The managed futures industry makes up a significant component of the global hedge fund industry assets under management, approaching 10% according to the most recent BarclayHedge data. With a total of US$3,826 billion hedge fund assets under management at the end of 2020, (more than doubling since 2011), the managed futures industry is worth US$301.5 billion; fluctuating between US$301.5 billion and nearly US$359 billion during the past 10 years1.
Within this sphere, there has been a significant increase in the demand for separately managed accounts and managed account platforms, in particular to reduce risks from commingled funds, while gaining greater flexibility and operational efficiency. As advances in financial technology continue to modernise the investment funds industry, more opportunities are created for a broader scope of investors.
Many hedge funds, including managed accounts, may have a trading strategy to invest in commodity interests (e.g. futures, options, commodities, physicals and swaps) that could cause it to be subject to the rules and regulations of the US Commodity Exchange Act ("CEA"), US Commodity Futures Trading Commission ("CFTC") and US National Futures Association ("NFA"). In other scenarios, certain structured credit repackaging note transactions using a special purpose vehicle ("SPV") may be considered covered funds subject to Volcker Rule requirements and may be considered a commodity pool if the transaction includes one or more swaps. To this end, many professional independent directors, or the corporate governing body, of the commodity pool are deemed "commodity pool operators" ("CPOs") of the funds, managed accounts and platforms they govern.
In some cases, independent directors may opt to delegate certain CPO responsibilities to the commodity pool's investment advisor or other party, subject to certain requirements. This is particularly common where the CFTC registrant advisor has the capacity to fulfill the ongoing regulatory reporting obligations.

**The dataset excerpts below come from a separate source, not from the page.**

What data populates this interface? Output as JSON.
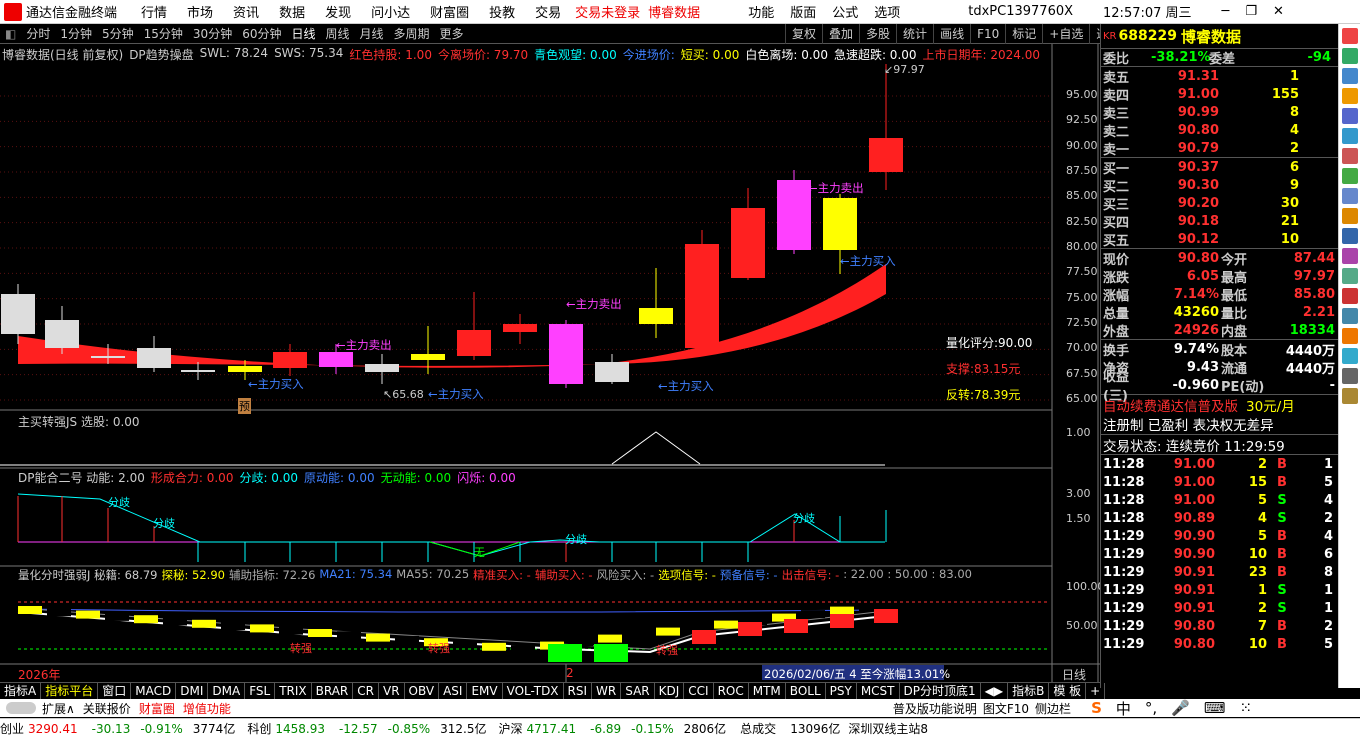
{
  "app": {
    "name": "通达信金融终端",
    "menu": [
      "行情",
      "市场",
      "资讯",
      "数据",
      "发现",
      "问小达",
      "财富圈",
      "投教",
      "交易"
    ],
    "notice1": "交易未登录",
    "notice2": "博睿数据",
    "menu2": [
      "功能",
      "版面",
      "公式",
      "选项"
    ],
    "account": "tdxPC1397760X",
    "time": "12:57:07 周三"
  },
  "periods": [
    "分时",
    "1分钟",
    "5分钟",
    "15分钟",
    "30分钟",
    "60分钟",
    "日线",
    "周线",
    "月线",
    "多周期",
    "更多"
  ],
  "toolbar": [
    "复权",
    "叠加",
    "多股",
    "统计",
    "画线",
    "F10",
    "标记",
    "+自选",
    "返回"
  ],
  "main": {
    "hdr": [
      {
        "t": "博睿数据(日线 前复权)",
        "c": "#ccc"
      },
      {
        "t": "DP趋势操盘",
        "c": "#ccc"
      },
      {
        "t": "SWL: 78.24",
        "c": "#ccc"
      },
      {
        "t": "SWS: 75.34",
        "c": "#ccc"
      },
      {
        "t": "红色持股: 1.00",
        "c": "#ff3030"
      },
      {
        "t": "今离场价: 79.70",
        "c": "#ff3030"
      },
      {
        "t": "青色观望: 0.00",
        "c": "#00ffff"
      },
      {
        "t": "今进场价:",
        "c": "#4080ff"
      },
      {
        "t": "短买: 0.00",
        "c": "#ffff00"
      },
      {
        "t": "白色离场: 0.00",
        "c": "#ffffff"
      },
      {
        "t": "急速超跌: 0.00",
        "c": "#ffffff"
      },
      {
        "t": "上市日期年: 2024.00",
        "c": "#ff3030"
      }
    ],
    "ylabels": [
      "95.00",
      "92.50",
      "90.00",
      "87.50",
      "85.00",
      "82.50",
      "80.00",
      "77.50",
      "75.00",
      "72.50",
      "70.00",
      "67.50",
      "65.00"
    ],
    "high": "97.97",
    "low": "65.68",
    "buy": "←主力买入",
    "sell": "←主力卖出",
    "score": "量化评分:90.00",
    "support": "支撑:83.15元",
    "rebound": "反转:78.39元",
    "pre": "预"
  },
  "ind1": {
    "hdr": "主买转强JS  选股: 0.00",
    "ylabel": "1.00"
  },
  "ind2": {
    "hdr": [
      {
        "t": "DP能合二号  动能: 2.00",
        "c": "#ccc"
      },
      {
        "t": "形成合力: 0.00",
        "c": "#ff3030"
      },
      {
        "t": "分歧: 0.00",
        "c": "#00ffff"
      },
      {
        "t": "原动能: 0.00",
        "c": "#4080ff"
      },
      {
        "t": "无动能: 0.00",
        "c": "#00ff00"
      },
      {
        "t": "闪烁: 0.00",
        "c": "#ff40ff"
      }
    ],
    "ylabels": [
      "3.00",
      "1.50"
    ],
    "fenqi": "分歧",
    "wu": "无"
  },
  "ind3": {
    "hdr": [
      {
        "t": "量化分时强弱J  秘籍: 68.79",
        "c": "#ccc"
      },
      {
        "t": "探秘: 52.90",
        "c": "#ffff00"
      },
      {
        "t": "辅助指标: 72.26",
        "c": "#aaa"
      },
      {
        "t": "MA21: 75.34",
        "c": "#4080ff"
      },
      {
        "t": "MA55: 70.25",
        "c": "#aaa"
      },
      {
        "t": "精准买入: -",
        "c": "#ff3030"
      },
      {
        "t": "辅助买入: -",
        "c": "#ff3030"
      },
      {
        "t": "风险买入: -",
        "c": "#aaa"
      },
      {
        "t": "选项信号: -",
        "c": "#ffff00"
      },
      {
        "t": "预备信号: -",
        "c": "#4080ff"
      },
      {
        "t": "出击信号: -",
        "c": "#ff3030"
      },
      {
        "t": ": 22.00 : 50.00 : 83.00",
        "c": "#aaa"
      }
    ],
    "ylabels": [
      "100.00",
      "50.00"
    ],
    "zhuan": "转强"
  },
  "axis": {
    "year": "2026年",
    "month": "2",
    "range": "2026/02/06/五 4 至今涨幅13.01%",
    "period": "日线"
  },
  "quote": {
    "code": "688229",
    "name": "博睿数据",
    "webi_label": "委比",
    "webi": "-38.21%",
    "weicha_label": "委差",
    "weicha": "-94",
    "sells": [
      {
        "l": "卖五",
        "p": "91.31",
        "v": "1"
      },
      {
        "l": "卖四",
        "p": "91.00",
        "v": "155"
      },
      {
        "l": "卖三",
        "p": "90.99",
        "v": "8"
      },
      {
        "l": "卖二",
        "p": "90.80",
        "v": "4"
      },
      {
        "l": "卖一",
        "p": "90.79",
        "v": "2"
      }
    ],
    "buys": [
      {
        "l": "买一",
        "p": "90.37",
        "v": "6"
      },
      {
        "l": "买二",
        "p": "90.30",
        "v": "9"
      },
      {
        "l": "买三",
        "p": "90.20",
        "v": "30"
      },
      {
        "l": "买四",
        "p": "90.18",
        "v": "21"
      },
      {
        "l": "买五",
        "p": "90.12",
        "v": "10"
      }
    ],
    "stats": [
      [
        "现价",
        "90.80",
        "今开",
        "87.44"
      ],
      [
        "涨跌",
        "6.05",
        "最高",
        "97.97"
      ],
      [
        "涨幅",
        "7.14%",
        "最低",
        "85.80"
      ],
      [
        "总量",
        "43260",
        "量比",
        "2.21"
      ],
      [
        "外盘",
        "24926",
        "内盘",
        "18334"
      ]
    ],
    "stats2": [
      [
        "换手",
        "9.74%",
        "股本",
        "4440万"
      ],
      [
        "净资",
        "9.43",
        "流通",
        "4440万"
      ],
      [
        "收益(三)",
        "-0.960",
        "PE(动)",
        "-"
      ]
    ],
    "ad1": "自动续费通达信普及版",
    "ad1b": "30元/月",
    "ad2": "注册制 已盈利 表决权无差异",
    "state": "交易状态: 连续竞价 11:29:59",
    "ticks": [
      [
        "11:28",
        "91.00",
        "2",
        "B",
        "1"
      ],
      [
        "11:28",
        "91.00",
        "15",
        "B",
        "5"
      ],
      [
        "11:28",
        "91.00",
        "5",
        "S",
        "4"
      ],
      [
        "11:28",
        "90.89",
        "4",
        "S",
        "2"
      ],
      [
        "11:29",
        "90.90",
        "5",
        "B",
        "4"
      ],
      [
        "11:29",
        "90.90",
        "10",
        "B",
        "6"
      ],
      [
        "11:29",
        "90.91",
        "23",
        "B",
        "8"
      ],
      [
        "11:29",
        "90.91",
        "1",
        "S",
        "1"
      ],
      [
        "11:29",
        "90.91",
        "2",
        "S",
        "1"
      ],
      [
        "11:29",
        "90.80",
        "7",
        "B",
        "2"
      ],
      [
        "11:29",
        "90.80",
        "10",
        "B",
        "5"
      ]
    ]
  },
  "tabs": [
    "指标A",
    "指标平台",
    "窗口",
    "MACD",
    "DMI",
    "DMA",
    "FSL",
    "TRIX",
    "BRAR",
    "CR",
    "VR",
    "OBV",
    "ASI",
    "EMV",
    "VOL-TDX",
    "RSI",
    "WR",
    "SAR",
    "KDJ",
    "CCI",
    "ROC",
    "MTM",
    "BOLL",
    "PSY",
    "MCST",
    "DP分时顶底1"
  ],
  "tabs_right": [
    "指标B",
    "模 板",
    "+"
  ],
  "bottom": {
    "expand": "扩展∧",
    "related": "关联报价",
    "wealth": "财富圈",
    "addfunc": "增值功能",
    "func_desc": "普及版功能说明",
    "f10": "图文F10",
    "sidebar": "侧边栏"
  },
  "status": {
    "cy": "创业",
    "cyv": "3290.41",
    "cyd": "-30.13",
    "cyp": "-0.91%",
    "cya": "3774亿",
    "kc": "科创",
    "kcv": "1458.93",
    "kcd": "-12.57",
    "kcp": "-0.85%",
    "kca": "312.5亿",
    "hs": "沪深",
    "hsv": "4717.41",
    "hsd": "-6.89",
    "hsp": "-0.15%",
    "hsa": "2806亿",
    "tot": "总成交",
    "tota": "13096亿",
    "src": "深圳双线主站8"
  }
}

However, a growing number of small to mid-size investment advisors and platform managers are narrowing their scope of services to focus on their core competency of investment management to effectively execute on the trading strategy, drive performance and manage the platform's day-to-day operations and may need to further delegate this responsibility. In other instances, institutional investors with their own managed account platforms may need to have a third-party assume the role of CPO to facilitate the execution of their investment strategy whether directly or indirectly. We believe this will be a sustained trend as investors continue to demand strong returns amid sustained pressure on fees. With an estimated US$36 trillion to US$68 trillion2 of wealth expected to transfer over generations in the coming decades and investors becoming more knowledgeable, tech-savvy and self-reliant, the pressure on investment advisors to focus and deliver strong performance will continue to increase.
As a leading global fiduciary services provider, the Maples Group works with both well-established and emerging investment advisors on many types of investment vehicles including commodity pools, as well as with third-party independent directors to provide assistance with meeting commodity pool compliance requirements. Many smaller or emerging mangers may be eligible for certain CFTC registration exemptions or relief from registering as a Commodity Trading Advisor ("CTA"), but by implementing the intended trading strategy may be subject to requirements for CFTC registration and CEA compliance. In this scenario, subject to certain requirements, the appointed advisor may remain an exempt CTA where the governing body of the commodity pool or its delegate is a registered CPO. In these scenarios, the governing body, through its broader role to the fund, will provide additional value through an enhanced level of governance in respect to the commodity pool. Where the Maples Group's independent directors control the governing body, or in collaboration with other individual third-party independent directors, we work closely with the client to establish bespoke NFA / CFTC compliance solutions.
Our specialist independent directors, qualified Series 3 professionals and qualified accountants provide tailored governance solutions to manage and support CFTC registration requirements, regulatory reporting and ongoing compliance for investment vehicles and managed accounts that are subject to relevant CEA rules and regulations where investors are qualified eligible persons. Where eligibility requirements are satisfied for CFTC registration exemption, our experienced team can also manage the initial and ongoing required exemption and annual affirmation filings with the NFA.
1. BarclayHedge: https://www.barclayhedge.com/solutions/assets-under-management/
The content of this article is intended to provide a general guide to the subject matter. Specialist advice should be sought about your specific circumstances.